The Northwestern Path employs two principal tools. The magician’s staff is an ancient device, found throughout the world since deepest prehistory. Northwestern magicians still hold it as a badge of honor. While European wizards miniaturized their staffs into the wands, the Northwestern Path went in the other direction. Totem poles had been carved by no-maj artisans for generations, but in 1605, the Haida halait Sandlenee successfully merged the techniques of staff carving and pole carving. She had her new pole erected with the others in her village. So long as she remained within a few miles of the pole, she found she could cast spells without needing a staff at all. After Sandlenee’s initial creation, the technique spread rapidly. As totem poles grew ever larger and more elaborate, so too did the radius and amplifying power of their magical counterparts.

Though far removed from the initial wave of European colonialism, the magicians of the Northwestern Path were not completely isolated from the rest of the world. Magical transportation in the form of spirit-boards, resembling a cross between a totem pole and surfboard, have allowed halait to travel great distances. Following the advice of Aleut and Yupik fishermen, Kaasanak flew her spirit-board all the way around the northern coast of the Pacific in 1613, and arrived at Japan’s Mahoutokoro. Inspired by her brief encounter with the magical school, she returned home and established the Heixwaa Hit, which is less a school and more of a feasting hall for magicians. Still, young practitioners from far and wide came to the Heixwaa Hit to find a mentor willing to instruct them further.

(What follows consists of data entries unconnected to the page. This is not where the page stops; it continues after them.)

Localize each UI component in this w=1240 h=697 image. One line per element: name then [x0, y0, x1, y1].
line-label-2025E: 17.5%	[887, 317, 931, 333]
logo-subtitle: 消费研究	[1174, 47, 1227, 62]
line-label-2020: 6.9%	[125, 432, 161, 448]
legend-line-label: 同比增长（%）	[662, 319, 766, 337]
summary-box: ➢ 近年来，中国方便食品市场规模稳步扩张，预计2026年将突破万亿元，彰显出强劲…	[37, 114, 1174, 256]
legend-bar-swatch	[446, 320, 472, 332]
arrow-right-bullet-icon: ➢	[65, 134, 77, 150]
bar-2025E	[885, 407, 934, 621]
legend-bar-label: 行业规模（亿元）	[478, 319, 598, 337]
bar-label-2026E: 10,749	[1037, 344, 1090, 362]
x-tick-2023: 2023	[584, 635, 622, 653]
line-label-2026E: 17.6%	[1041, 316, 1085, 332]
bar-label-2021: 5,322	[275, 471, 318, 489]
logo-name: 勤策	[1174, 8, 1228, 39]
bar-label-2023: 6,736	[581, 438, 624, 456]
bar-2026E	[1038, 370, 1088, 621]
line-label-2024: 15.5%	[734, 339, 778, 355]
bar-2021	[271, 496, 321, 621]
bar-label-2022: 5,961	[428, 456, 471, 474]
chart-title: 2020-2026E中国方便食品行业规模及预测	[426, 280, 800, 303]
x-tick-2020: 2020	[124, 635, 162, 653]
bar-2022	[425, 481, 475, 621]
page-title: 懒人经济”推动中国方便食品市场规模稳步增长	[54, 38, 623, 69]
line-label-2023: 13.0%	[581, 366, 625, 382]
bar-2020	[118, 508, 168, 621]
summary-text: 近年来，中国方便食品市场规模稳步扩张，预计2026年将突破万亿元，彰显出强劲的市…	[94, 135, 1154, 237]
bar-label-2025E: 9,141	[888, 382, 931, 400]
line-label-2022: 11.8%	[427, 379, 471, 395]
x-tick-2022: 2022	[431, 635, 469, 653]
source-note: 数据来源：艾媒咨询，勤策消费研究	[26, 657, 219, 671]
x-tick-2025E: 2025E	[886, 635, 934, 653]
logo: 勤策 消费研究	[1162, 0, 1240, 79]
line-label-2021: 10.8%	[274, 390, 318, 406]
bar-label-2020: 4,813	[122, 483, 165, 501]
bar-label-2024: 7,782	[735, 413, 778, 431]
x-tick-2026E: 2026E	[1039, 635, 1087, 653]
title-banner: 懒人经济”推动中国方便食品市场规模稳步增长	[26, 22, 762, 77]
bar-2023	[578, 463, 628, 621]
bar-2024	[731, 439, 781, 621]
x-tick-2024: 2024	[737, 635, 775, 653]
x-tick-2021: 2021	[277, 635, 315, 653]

Unfortunately, those across the sea did not forget Kaasanak’s visit. During the Topattumi, the Ainu Dark Wizard Ramaushain guided his followers east to raid and pillage the coast of North America. They came in search of slaves and bark of the Sun Cedar, a critically endangered magical plant endemic to region. For Ramaushain, the raids against the people of the Pacific Northwest were merely a means to his ultimate goal: victory in the Tapottumi and the conquest of Hokkaido. He had no interest in establishing a permanent presence in North America. Reliably as the change of the seasons, Ramaushain and his minions swept out of the setting sun each spring to terrorize the coast. In 1678, Ramaushain met his final end near the mouth of the Columbia River, thanks to the efforts of Chinook halait and their kushtaka allies, with some assistance from a mysterious figure from across the mountains known only as the Interpreter.

The lingua magi of the Northwestern Path is a mix of an archaic dialect of Sm’algyax - the Tsimshian language - overlaid with a later introduction of Chinook Jargon. Even before the Northwestern Path formally came together, Tsimshian halaits crafted the finest magical tools, including not only staffs but spirit-boards and soul-catchers (devices to negate the power of curses laid upon a victim). Even after the introduction of magical poles, Tsimshian halaits continue their legacy of exceptional craftsmanship and create most of the enchanted chisels necessary for such work. Today, wands made by Sga’tiin are as highly regarded by halaits as any crafted by Shikoba Wolfe or Ollivander. As the epicenter of magical trade on the Pacific Coast, the Tsimshian have been able to influence the magical terminology for quite some time. Whether the halait is creating a staff, a pole, or a wand, moksgm’ol bone is the most popular choice for providing the initial magical spark. After the unification of the Northwest Path, Chinook Jargon became the language of more mundane trade, but eventually the halait adopted bits and pieces of it, too. The words used for foreign magical concepts, items, and creatures in particular are typically based on Chinook Jargon rather than Sm’algyax.